Some small abattoirs are struggling to meet regulations requiring them to install CCTV in parts of their premises where live animals are handled – despite the deadline having past at the beginning of November.
According to a report published in The Independent, about 7% of abattoirs in England have still not invested in CCTV following the 5 November cut-off.
But the newspaper quotes a Food Standards Agency spokesman as saying there were no plans to prosecute these operators, so long as they had a plan in place to install the equipment.
In response, the Sustainable Food Trust (SFT) has made a plea for clemency and urged government to provide grant assistance for the smallest abattoirs to become compliant.
Richard Young, SFT policy director said: “I fully understand the concern [of animal welfare groups] about the factory scale of the slaughtering industry and the abuses that have occurred. But they are actually helping to drive the last few small abattoirs out of business.”
Mr Young said the UK’s smallest abattoirs were facing an unprecedented crisis, with many losing money, due in part to a collapse in the value of hides and skins.

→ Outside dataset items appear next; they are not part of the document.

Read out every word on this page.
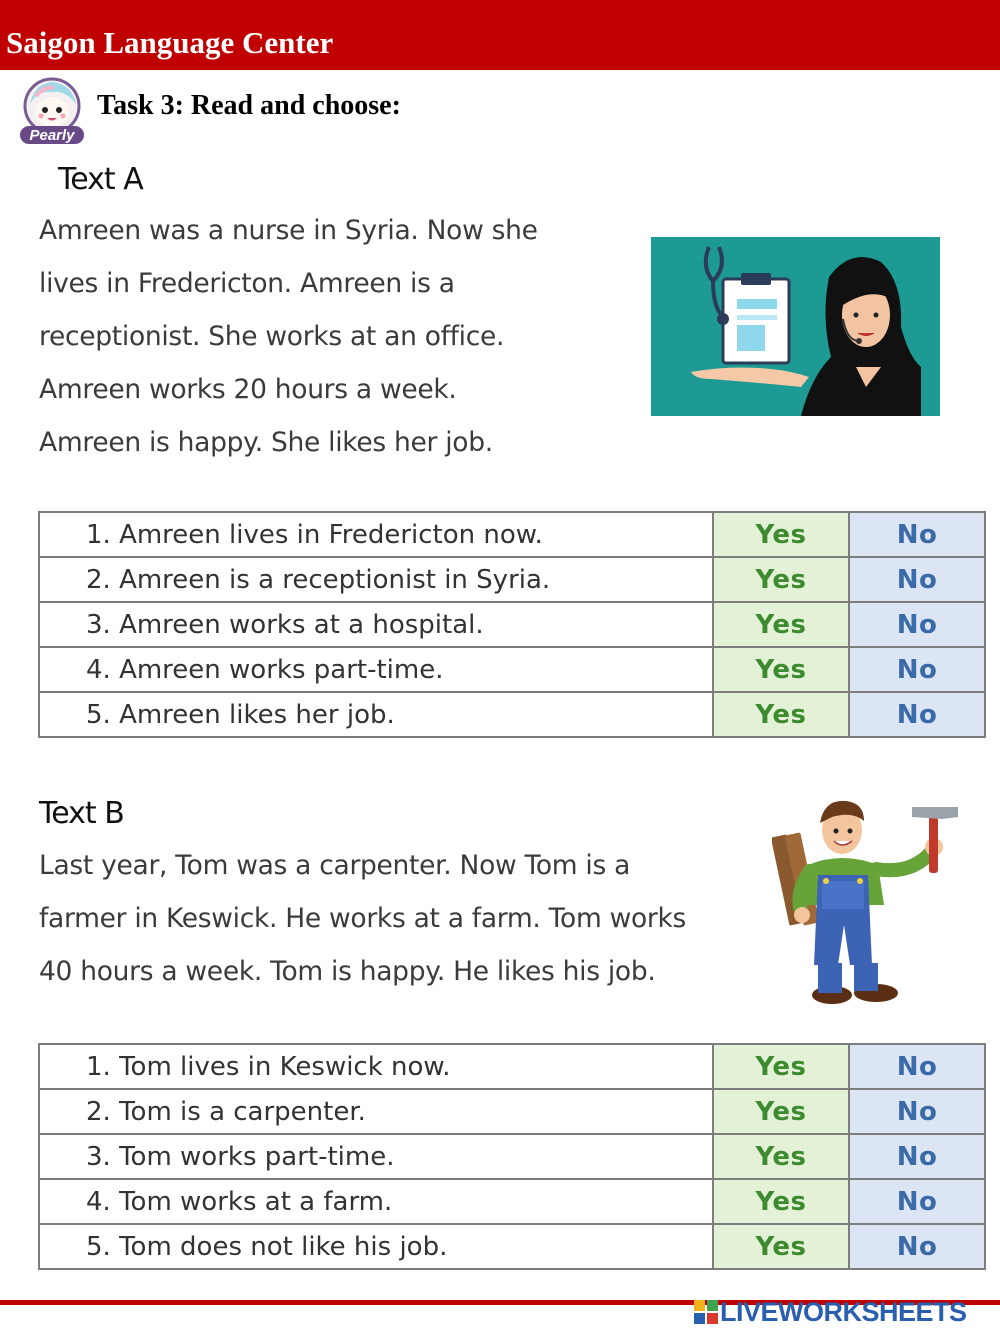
Saigon Language Center
Pearly
Task 3: Read and choose:
Text A
Amreen was a nurse in Syria. Now she
lives in Fredericton. Amreen is a
receptionist. She works at an office.
Amreen works 20 hours a week.
Amreen is happy. She likes her job.
1. Amreen lives in Fredericton now.	Yes	No
2. Amreen is a receptionist in Syria.	Yes	No
3. Amreen works at a hospital.	Yes	No
4. Amreen works part-time.	Yes	No
5. Amreen likes her job.	Yes	No
Text B
Last year, Tom was a carpenter. Now Tom is a
farmer in Keswick. He works at a farm. Tom works
40 hours a week. Tom is happy. He likes his job.
1. Tom lives in Keswick now.	Yes	No
2. Tom is a carpenter.	Yes	No
3. Tom works part-time.	Yes	No
4. Tom works at a farm.	Yes	No
5. Tom does not like his job.	Yes	No
LIVEWORKSHEETS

At the same time, waste disposal costs had increased significantly due to consolidation in the rendering industry and higher minimum charges for small quantities.
“This means that a significant proportion of those that have not yet installed CCTV need government assistance to prevent them being forced to close,” he said.
The SFT is calling for small abattoirs to be recognised as a “public good” and for grants to be made available to help with the cost of installing CCTV and additional structural improvements.
But a spokesman for Compassion in World Farming told The Independent that all slaughterhouses needed to “comply or cease operation”.
“We are appalled that, having been given ample notice, some businesses are still not compliant,” he said.
Legislation requiring the installation of CCTV in areas of slaughterhouses where live animals are handled came into effect on 4 May, with operators given until 5 November to complete the work.
There is no such requirement in Wales, though a £1.1m grant scheme was introduced earlier this year for small- and medium-sized abattoirs for infrastructure improvements, including the installation of CCTV.
There are now only 56 small red meat abattoirs left in the UK, with a third having closed between 2007 and 2017, and a further seven closing this year.